The tale was a rather tragic Romeo and Juliet-esque story. At a hoop dance, one boy and girl were noticed to be dancing only with each other. The others wondered if they liked each other. During the course of the dance, the boy told the girl he was a flute player. He told her that, in the mornings, he would play. She told him that, when she heard him, if she liked his song, she would send a leaf down the river to him.
He played the next morning. From the fields where the girl was at work, everyone stopped when they noticed the sound like wind through the trees, but was really a far off flute. Pleased, the girl dropped a leaf in the river. When the boy received it, he was glad.

The same thing happened the next morning; the boy played, and the girl sent a leaf. The boy was very happy, and he wondered if the fact that the girl liked his playing meant that she really liked him.

The boy's father told him it was time for him to go on a hunt, not stay home every day with the women. The boy left for a hunt, all the time dreaming of the girl at home and how he would play for her when he returned.

The girl, though, did not know that the boy had left on a hunt. She listened every morning for his flute, and heard nothing. She got up extra early and went to the fields to catch the sound, and still heard nothing. Eventually she grew depressed and ill. Nothing could make her well, and she died.

When the boy returned from the hunt, he was so anxious to play his flute again.
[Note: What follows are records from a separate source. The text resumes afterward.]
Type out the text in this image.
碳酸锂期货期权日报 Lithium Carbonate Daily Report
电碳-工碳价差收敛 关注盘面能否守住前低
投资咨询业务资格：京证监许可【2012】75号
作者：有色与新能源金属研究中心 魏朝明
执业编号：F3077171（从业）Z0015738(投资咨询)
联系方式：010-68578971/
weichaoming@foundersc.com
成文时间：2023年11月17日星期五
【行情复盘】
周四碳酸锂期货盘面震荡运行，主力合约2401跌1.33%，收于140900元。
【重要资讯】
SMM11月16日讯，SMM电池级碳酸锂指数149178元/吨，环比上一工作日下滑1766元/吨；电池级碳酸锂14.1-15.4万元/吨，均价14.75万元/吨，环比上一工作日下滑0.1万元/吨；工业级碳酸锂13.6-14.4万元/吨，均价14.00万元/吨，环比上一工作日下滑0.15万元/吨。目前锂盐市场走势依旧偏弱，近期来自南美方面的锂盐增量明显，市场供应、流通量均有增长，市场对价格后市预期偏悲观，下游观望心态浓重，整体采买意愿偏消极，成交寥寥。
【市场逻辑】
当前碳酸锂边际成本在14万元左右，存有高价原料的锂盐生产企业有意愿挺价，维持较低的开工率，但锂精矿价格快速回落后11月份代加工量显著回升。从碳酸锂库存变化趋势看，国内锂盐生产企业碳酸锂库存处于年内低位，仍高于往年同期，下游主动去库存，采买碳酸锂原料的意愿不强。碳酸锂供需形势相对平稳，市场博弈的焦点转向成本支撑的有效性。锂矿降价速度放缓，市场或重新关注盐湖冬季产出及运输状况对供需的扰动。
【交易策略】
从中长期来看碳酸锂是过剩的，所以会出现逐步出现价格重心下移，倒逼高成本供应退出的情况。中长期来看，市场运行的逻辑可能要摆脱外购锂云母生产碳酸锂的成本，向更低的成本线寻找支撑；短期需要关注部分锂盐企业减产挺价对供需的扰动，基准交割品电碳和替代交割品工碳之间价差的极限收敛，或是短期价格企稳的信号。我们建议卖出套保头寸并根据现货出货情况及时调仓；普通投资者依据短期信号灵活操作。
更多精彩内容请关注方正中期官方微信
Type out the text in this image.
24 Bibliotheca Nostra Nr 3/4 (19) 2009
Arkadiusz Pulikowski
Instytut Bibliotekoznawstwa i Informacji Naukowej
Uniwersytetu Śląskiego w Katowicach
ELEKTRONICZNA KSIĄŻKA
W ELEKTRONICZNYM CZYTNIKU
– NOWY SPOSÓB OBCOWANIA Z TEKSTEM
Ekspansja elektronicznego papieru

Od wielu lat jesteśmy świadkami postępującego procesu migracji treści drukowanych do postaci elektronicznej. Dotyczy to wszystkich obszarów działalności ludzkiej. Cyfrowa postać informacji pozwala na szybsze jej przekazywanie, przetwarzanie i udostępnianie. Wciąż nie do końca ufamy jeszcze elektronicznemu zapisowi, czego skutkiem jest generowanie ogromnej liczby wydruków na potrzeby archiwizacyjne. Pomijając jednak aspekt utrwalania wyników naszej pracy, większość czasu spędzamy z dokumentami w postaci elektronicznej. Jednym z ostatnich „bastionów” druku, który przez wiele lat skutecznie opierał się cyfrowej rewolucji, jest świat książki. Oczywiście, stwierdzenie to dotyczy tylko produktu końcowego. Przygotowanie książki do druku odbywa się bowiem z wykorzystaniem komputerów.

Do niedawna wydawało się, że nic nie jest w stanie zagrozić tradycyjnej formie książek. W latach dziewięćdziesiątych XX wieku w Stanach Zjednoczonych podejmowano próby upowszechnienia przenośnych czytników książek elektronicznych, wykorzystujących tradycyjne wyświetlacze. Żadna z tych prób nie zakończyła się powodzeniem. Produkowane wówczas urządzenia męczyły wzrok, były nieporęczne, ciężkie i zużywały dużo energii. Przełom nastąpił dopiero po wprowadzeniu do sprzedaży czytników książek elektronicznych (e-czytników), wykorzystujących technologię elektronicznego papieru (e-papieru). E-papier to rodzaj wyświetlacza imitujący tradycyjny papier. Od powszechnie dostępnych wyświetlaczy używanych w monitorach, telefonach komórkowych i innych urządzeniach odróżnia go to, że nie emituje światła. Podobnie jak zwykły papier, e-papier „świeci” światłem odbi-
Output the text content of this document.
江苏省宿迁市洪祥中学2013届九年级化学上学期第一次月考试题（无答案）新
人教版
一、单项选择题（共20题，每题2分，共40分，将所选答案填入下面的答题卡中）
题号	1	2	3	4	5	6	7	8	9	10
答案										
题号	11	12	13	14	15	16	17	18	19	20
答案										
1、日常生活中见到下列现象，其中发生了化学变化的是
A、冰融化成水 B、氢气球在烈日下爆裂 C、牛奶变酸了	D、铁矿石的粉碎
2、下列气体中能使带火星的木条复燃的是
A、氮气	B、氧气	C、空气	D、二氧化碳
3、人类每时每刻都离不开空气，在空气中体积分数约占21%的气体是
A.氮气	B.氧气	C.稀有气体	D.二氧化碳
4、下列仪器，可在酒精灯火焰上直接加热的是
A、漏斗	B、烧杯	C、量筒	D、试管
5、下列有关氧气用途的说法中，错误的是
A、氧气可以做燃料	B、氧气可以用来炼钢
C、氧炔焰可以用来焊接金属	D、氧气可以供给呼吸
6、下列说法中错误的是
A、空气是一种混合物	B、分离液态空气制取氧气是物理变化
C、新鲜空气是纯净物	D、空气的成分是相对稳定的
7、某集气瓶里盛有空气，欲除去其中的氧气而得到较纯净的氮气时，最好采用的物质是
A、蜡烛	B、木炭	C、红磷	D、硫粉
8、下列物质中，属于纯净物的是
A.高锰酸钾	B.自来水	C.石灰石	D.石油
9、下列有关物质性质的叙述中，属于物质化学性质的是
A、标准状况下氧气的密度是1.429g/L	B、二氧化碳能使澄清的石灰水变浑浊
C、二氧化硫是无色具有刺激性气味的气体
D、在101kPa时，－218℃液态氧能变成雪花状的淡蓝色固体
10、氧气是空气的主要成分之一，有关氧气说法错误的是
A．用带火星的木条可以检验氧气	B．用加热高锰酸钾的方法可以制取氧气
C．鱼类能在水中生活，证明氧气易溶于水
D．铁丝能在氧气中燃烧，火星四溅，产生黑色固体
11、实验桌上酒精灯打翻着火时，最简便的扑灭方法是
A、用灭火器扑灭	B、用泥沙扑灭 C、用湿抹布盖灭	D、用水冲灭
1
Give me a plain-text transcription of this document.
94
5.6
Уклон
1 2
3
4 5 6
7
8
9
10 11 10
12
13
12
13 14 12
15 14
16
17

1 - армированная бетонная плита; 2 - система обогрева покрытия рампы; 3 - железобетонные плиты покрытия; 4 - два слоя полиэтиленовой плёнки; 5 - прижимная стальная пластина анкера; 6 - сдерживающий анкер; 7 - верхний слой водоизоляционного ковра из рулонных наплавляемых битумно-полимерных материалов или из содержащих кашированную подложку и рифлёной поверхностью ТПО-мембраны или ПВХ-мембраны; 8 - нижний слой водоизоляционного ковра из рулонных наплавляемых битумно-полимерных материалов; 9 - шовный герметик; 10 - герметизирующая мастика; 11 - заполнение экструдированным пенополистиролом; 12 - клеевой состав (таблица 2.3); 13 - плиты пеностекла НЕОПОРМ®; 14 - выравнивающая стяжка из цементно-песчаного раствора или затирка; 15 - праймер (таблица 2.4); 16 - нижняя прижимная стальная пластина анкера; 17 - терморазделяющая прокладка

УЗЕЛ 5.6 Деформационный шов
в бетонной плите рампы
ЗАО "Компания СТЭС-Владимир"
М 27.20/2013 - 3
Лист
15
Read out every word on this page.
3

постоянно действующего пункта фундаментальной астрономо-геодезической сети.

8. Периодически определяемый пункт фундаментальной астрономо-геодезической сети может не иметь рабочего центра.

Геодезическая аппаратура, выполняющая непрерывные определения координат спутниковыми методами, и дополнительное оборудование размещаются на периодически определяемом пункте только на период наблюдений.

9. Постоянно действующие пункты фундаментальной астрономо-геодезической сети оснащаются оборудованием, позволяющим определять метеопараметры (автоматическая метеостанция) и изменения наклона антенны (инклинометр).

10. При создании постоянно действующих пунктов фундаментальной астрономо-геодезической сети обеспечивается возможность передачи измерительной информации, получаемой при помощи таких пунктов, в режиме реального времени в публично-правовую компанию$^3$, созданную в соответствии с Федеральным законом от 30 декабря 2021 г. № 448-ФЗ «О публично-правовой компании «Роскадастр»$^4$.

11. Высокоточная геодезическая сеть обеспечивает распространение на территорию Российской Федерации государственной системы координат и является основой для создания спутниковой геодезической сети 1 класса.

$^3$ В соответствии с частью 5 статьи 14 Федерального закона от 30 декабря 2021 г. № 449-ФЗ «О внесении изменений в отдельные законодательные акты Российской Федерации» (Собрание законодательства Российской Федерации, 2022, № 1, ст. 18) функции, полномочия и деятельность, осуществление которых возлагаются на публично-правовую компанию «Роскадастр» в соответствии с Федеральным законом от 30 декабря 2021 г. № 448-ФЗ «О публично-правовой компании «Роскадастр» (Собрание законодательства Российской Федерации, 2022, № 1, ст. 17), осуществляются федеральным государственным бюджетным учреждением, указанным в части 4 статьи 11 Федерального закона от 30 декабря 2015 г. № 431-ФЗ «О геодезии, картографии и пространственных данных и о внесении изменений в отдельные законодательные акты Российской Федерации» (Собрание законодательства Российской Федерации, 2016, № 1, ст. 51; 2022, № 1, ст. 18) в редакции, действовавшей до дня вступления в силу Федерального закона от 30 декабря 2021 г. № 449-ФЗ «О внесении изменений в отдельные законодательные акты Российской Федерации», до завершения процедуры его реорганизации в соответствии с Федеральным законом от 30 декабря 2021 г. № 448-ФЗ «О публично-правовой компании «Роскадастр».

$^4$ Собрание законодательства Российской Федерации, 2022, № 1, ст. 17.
The next morning he played and played and waited for a leaf...and received nothing. The following morning he got up extra early and played again, to find nothing. Finally the boy went to the girl's family to ask after her. He is horrified that she is dead. He found her grave and played his flute for it. After that, he turned and left and was never seen by the people again.

But often, in the morning, when we hear a sound like the wind whistling through the trees, almost like a faraway flute, we remember the boy, and that the girl still likes him.